Why this is important lies in connecting to your streaming software. With Sonar, all of the management of your multiple inputs feeds into one output, which can be plugged into, say, OBS, and you’re done. Gone is the multi-channel mixing from multiple sources, and here is a plug and play solution.
This is even more of a big deal when it comes to dual PCs. The Alias Pro can be connected to both via the two USB-C ports on the stream mixer. It’s as easy as these default instructions-
SteelSeries Alias Pro Personal (SteelSeries Alias Pro 1)
SteelSeries Alias Pro Stream (SteelSeries Alias Pro 1)
SteelSeries Alias Pro Input (SteelSeries Alias Pro 1)
On your second PC (Windows only):
SteelSeries Alias Pro Output (SteelSeries Alias Pro 2)
INPUT (OBS or other broadcasting software)
SteelSeries Alias Pro Stream (SteelSeries Alias Pro 2)
Boom, it’s as simple as that. I keep using the words easy and simple in this review, and that’s because SteelSeries has made life easier for those of us who aren’t as familiar with this world.

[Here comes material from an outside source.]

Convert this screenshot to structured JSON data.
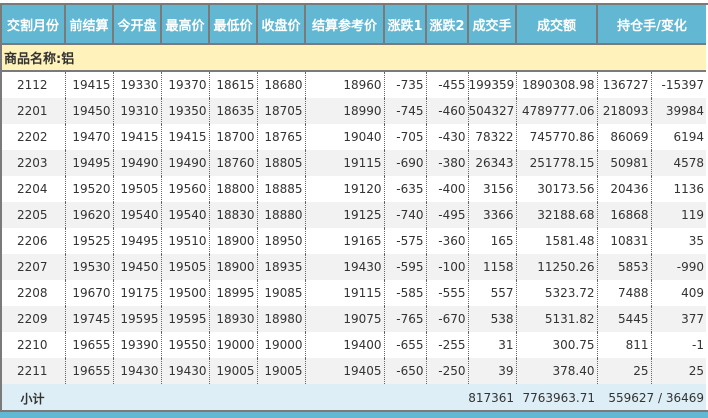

To finish, let’s talk about the pricing. SteelSeries Alias starts at $179.99, with the Alias Pro at $329.99. That’s a lot of coin. When you compare that to the field, SteelSeries exists similarly in the space to its other devices; it’s not the cheapest, but not the most expensive. While I’d still rank my Elgato Wave:3 as better for the cost in terms of only the microphone, the Alias is a 1B option rather than a big drop off. For XLR microphones, the Alias Pro is worth the minor additional cost. It has too much upside and ease of use to pass up.
You can pick up the SteelSeries Alias and Alias Pro now! These are available at brick and mortar locations like Best Buy, and also online storefronts. Click this link to grab the Alias, and this one for the Alias Pro.

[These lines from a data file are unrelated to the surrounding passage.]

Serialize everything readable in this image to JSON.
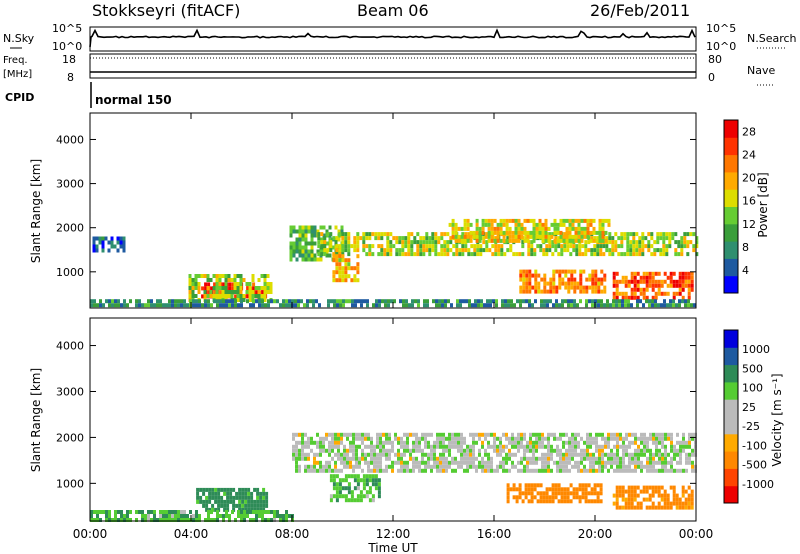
{
  "header": {
    "station": "Stokkseyri (fitACF)",
    "beam": "Beam 06",
    "date": "26/Feb/2011"
  },
  "top_panel": {
    "nsky_label": "N.Sky",
    "nsearch_label": "N.Search",
    "freq_label": "Freq.",
    "freq_unit": "[MHz]",
    "nave_label": "Nave",
    "cpid_label": "CPID",
    "cpid_value": "normal 150",
    "noise_ticks": [
      "10^5",
      "10^0"
    ],
    "freq_ticks": [
      "18",
      "8"
    ],
    "nave_ticks": [
      "80",
      "0"
    ]
  },
  "colors": {
    "power_scale": [
      "#0000ff",
      "#1e5aa0",
      "#2f8f6f",
      "#3a9e3a",
      "#66cc33",
      "#dddd00",
      "#ffaa00",
      "#ff7700",
      "#ff3300",
      "#ee0000"
    ],
    "velocity_scale": [
      "#ee0000",
      "#ff4400",
      "#ff8800",
      "#ffaa00",
      "#bbbbbb",
      "#bbbbbb",
      "#55cc33",
      "#2e8b57",
      "#1e5aa0",
      "#0000dd"
    ]
  },
  "chart_data": [
    {
      "type": "heatmap",
      "name": "power-panel",
      "ylabel": "Slant Range [km]",
      "xlabel": "",
      "x_ticks": [
        "00:00",
        "04:00",
        "08:00",
        "12:00",
        "16:00",
        "20:00",
        "00:00"
      ],
      "y_ticks": [
        "1000",
        "2000",
        "3000",
        "4000"
      ],
      "ylim": [
        180,
        4600
      ],
      "xlim_hours": [
        0,
        24
      ],
      "colorbar": {
        "label": "Power [dB]",
        "ticks": [
          "4",
          "8",
          "12",
          "16",
          "20",
          "24",
          "28"
        ]
      },
      "regions": [
        {
          "t0": 4.4,
          "t1": 6.9,
          "r0": 450,
          "r1": 760,
          "v": 27
        },
        {
          "t0": 3.9,
          "t1": 7.2,
          "r0": 350,
          "r1": 950,
          "v": 14
        },
        {
          "t0": 7.9,
          "t1": 10.0,
          "r0": 1300,
          "r1": 2050,
          "v": 12
        },
        {
          "t0": 9.0,
          "t1": 24.0,
          "r0": 1400,
          "r1": 1900,
          "v": 15
        },
        {
          "t0": 9.6,
          "t1": 10.6,
          "r0": 850,
          "r1": 1400,
          "v": 19
        },
        {
          "t0": 14.2,
          "t1": 20.5,
          "r0": 1700,
          "r1": 2200,
          "v": 17
        },
        {
          "t0": 17.0,
          "t1": 20.4,
          "r0": 550,
          "r1": 1050,
          "v": 22
        },
        {
          "t0": 20.7,
          "t1": 23.8,
          "r0": 450,
          "r1": 1000,
          "v": 24
        },
        {
          "t0": 0.0,
          "t1": 23.9,
          "r0": 200,
          "r1": 380,
          "v": 8
        },
        {
          "t0": 0.1,
          "t1": 1.3,
          "r0": 1500,
          "r1": 1800,
          "v": 6
        }
      ]
    },
    {
      "type": "heatmap",
      "name": "velocity-panel",
      "ylabel": "Slant Range [km]",
      "xlabel": "Time UT",
      "x_ticks": [
        "00:00",
        "04:00",
        "08:00",
        "12:00",
        "16:00",
        "20:00",
        "00:00"
      ],
      "y_ticks": [
        "1000",
        "2000",
        "3000",
        "4000"
      ],
      "ylim": [
        180,
        4600
      ],
      "xlim_hours": [
        0,
        24
      ],
      "colorbar": {
        "label": "Velocity [m s⁻¹]",
        "ticks": [
          "1000",
          "500",
          "100",
          "25",
          "-25",
          "-100",
          "-500",
          "-1000"
        ]
      },
      "regions": [
        {
          "t0": 4.2,
          "t1": 7.0,
          "r0": 450,
          "r1": 900,
          "v": 150
        },
        {
          "t0": 8.0,
          "t1": 24.0,
          "r0": 1300,
          "r1": 2100,
          "v": 0
        },
        {
          "t0": 9.5,
          "t1": 11.5,
          "r0": 650,
          "r1": 1200,
          "v": 80
        },
        {
          "t0": 16.5,
          "t1": 20.3,
          "r0": 600,
          "r1": 1000,
          "v": -200
        },
        {
          "t0": 20.7,
          "t1": 23.9,
          "r0": 450,
          "r1": 950,
          "v": -150
        },
        {
          "t0": 0.0,
          "t1": 8.0,
          "r0": 200,
          "r1": 420,
          "v": 80
        }
      ]
    }
  ]
}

David Burdette is a gamer/writer/content creator from TN and Lead Editor for Gaming Trend. He loves Playstation, Star Wars, Marvel, and many other fandoms. He also plays way too much Call Of Duty. You can chat with him on Twitter @SplitEnd89.

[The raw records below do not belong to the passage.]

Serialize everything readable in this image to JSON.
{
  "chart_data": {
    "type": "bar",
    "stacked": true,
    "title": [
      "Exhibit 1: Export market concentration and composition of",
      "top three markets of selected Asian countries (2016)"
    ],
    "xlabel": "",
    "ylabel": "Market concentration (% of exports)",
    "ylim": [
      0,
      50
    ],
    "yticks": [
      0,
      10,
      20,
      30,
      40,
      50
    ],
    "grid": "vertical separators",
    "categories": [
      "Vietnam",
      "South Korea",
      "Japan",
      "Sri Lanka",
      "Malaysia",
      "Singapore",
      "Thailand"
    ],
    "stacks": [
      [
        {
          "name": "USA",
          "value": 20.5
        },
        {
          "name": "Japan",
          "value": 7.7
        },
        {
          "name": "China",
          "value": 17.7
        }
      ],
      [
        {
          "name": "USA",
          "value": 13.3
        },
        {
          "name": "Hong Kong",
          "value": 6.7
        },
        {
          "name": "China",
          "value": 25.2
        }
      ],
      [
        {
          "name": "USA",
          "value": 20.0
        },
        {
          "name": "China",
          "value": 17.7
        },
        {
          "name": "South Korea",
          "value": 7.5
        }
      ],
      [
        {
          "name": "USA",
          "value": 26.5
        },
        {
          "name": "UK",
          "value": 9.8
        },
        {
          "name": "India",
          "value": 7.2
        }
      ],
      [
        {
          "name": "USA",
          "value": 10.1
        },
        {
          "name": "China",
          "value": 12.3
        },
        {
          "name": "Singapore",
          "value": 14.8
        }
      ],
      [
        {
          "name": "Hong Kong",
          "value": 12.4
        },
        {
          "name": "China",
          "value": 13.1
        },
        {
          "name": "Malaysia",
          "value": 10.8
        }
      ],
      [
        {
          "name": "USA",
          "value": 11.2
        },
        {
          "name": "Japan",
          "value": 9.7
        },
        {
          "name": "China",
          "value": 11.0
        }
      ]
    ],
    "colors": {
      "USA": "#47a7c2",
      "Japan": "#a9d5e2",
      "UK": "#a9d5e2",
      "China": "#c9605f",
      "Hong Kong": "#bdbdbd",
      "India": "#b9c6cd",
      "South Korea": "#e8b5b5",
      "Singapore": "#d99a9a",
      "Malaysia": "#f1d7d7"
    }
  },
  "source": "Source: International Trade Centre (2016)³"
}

Making streaming simpler, giving you the ability to utilize a great device no matter your setup, and assisting those who are just beginning to achieve the best, is a great accomplishment for any brand. SteelSeries has done just that with the Alias and Alias Pro streaming mics, with a delightful mic with good sound that can be what you need it to be. If you’re just starting out, you’ll get great audio. If you’re a pro, you’ll be able to tweak it to your liking and possibly get even more out of it. In any case, SteelSeries offers quality.